Quality control and filtering

After importing genotype data, it is often useful to see a few basic statistics to ensure the data has the quality that you expect. HaploTool allows you to perform the following common quality checks:

  • For markers:
    • Allele frequency distribution
    • Missing calls distribution
    • Proportion of heterozygous calls per marker
  • For samples:
    • Distribution of missing calls per sample
    • Proportion of heterozygous calls per sample

After seeing the distribution, the user can set the thresholds for filter parameters (MAF, missing rate, heterozygosity) and save a filtered dataset. The details are given below.

Marker QC and filtering

To perform marker-based filtering, select “Filter” in navbar and click on “Markers” tab on the main page.

A first step is to select some reasonable options for acceptable marker quality (if not selected, the defaults will be used), and click on Preview filtering button to see both the distributions of basic statistics and the selected thresholds.

Filtering by markers

Upon clicking Preview filtering, the following graphs are created:

  1. Allele frequency distribution.
This will show distribution of frequencies of non-reference alleles.
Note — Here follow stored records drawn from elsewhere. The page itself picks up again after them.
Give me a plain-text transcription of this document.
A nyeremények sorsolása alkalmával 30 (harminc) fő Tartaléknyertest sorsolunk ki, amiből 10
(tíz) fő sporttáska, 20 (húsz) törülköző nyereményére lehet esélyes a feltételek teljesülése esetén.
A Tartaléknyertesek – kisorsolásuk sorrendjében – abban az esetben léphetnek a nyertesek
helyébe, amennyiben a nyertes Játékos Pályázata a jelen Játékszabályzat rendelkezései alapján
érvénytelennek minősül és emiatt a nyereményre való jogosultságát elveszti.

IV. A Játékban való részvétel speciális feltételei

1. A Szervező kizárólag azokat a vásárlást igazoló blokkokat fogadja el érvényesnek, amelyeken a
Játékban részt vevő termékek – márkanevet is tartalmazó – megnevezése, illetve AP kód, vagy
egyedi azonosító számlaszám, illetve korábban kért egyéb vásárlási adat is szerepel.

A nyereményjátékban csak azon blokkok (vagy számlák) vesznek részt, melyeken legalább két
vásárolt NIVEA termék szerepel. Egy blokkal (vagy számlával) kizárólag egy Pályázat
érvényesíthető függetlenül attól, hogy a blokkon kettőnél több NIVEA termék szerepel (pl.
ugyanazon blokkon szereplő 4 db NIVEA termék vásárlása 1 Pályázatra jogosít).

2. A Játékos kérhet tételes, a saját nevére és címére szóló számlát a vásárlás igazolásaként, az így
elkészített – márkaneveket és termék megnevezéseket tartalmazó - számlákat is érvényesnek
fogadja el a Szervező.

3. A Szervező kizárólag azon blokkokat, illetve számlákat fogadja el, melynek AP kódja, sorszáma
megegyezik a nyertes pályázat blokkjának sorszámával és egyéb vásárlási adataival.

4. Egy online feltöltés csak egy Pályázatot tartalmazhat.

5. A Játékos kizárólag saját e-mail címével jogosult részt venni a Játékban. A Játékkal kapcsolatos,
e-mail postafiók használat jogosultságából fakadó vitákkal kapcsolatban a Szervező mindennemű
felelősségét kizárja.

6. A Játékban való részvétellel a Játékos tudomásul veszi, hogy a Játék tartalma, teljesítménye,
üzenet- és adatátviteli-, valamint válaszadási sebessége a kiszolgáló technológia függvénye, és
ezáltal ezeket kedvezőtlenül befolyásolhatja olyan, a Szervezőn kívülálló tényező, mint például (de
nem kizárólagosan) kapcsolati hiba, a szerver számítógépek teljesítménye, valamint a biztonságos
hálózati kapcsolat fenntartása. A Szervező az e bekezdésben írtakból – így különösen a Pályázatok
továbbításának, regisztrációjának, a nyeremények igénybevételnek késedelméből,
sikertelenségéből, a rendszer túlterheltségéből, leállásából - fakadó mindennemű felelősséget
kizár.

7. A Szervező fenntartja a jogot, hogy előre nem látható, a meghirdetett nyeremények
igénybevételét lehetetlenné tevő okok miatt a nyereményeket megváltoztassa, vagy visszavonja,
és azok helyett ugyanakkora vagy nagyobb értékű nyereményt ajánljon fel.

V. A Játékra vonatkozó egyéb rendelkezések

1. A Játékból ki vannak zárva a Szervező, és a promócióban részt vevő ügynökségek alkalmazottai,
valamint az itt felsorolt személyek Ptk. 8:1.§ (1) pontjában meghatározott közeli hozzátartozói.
Here by frequency of ALT allele we mean the ratio of number of chromosomes carrying ALT allele to the total number of chromosomes with non-missing variant calls. A vertical line at the selected MAF threshold value will be shown.
  1. “Hets” - proportion of heterozygous calls per SNP.
For each SNP we compute the proportion of heterozygous calls among all non-missing calls, and show a histogram of these values.
  1. Missing calls - proportion of missing calls per SNP.
  2. “AF vs hets”. A scatterplot of allele frequency vs. proportion of hets.
This graph allows one to judge about the level of heterozygosity for different values of allele frequency, thus enabling to visually estimate the levels of inbreeding (deviations from HWE).

Along with the graphs, the text area “Filtering preview” will show how many markers remain if filtering is done with given parameters.

If you need to adjust the filtering thresholds, please make the necessary changes and click Preview filtering again.

Once the filtering is satisfactory, enter a name for the filtered dataset and click Save.

The newly created dataset will be placed at the top of “Datasets” dropdown list in the navbar and will become the active dataset.

Sample QC and filtering

Sample QC is done in the same way as marker QC.

The following statistics are visualized:

  1. Missing calls per sample
  2. Proportion of heterozygous variants among all non-missing variants in a sample.

Click on Preview to view the distributions of hets and missing calls per sample, along with vertical lines showing the selected thresholds.

After Preview filtering, click on Save to add the filtered dataset into the dataset list.

Region-based filtering

You can create a subset of your genotype data that contains markers from a specific genomic region.

The region can be specified as follows:

  • By physical position:

    Fill in the “Chromosome”, “From”, “To” text boxes in the “By map” tab.

_images/select_region_by_map.png
  • By numeric range of markers:

    Select “By marker number” tab, then enter “From marker no.” and “To marker no.” ).

_images/select_region_by_marker_number.png

Click Create subset to add the selected subset to the dataset list.

The subset will contain all samples from the original dataset, only markers will be affected.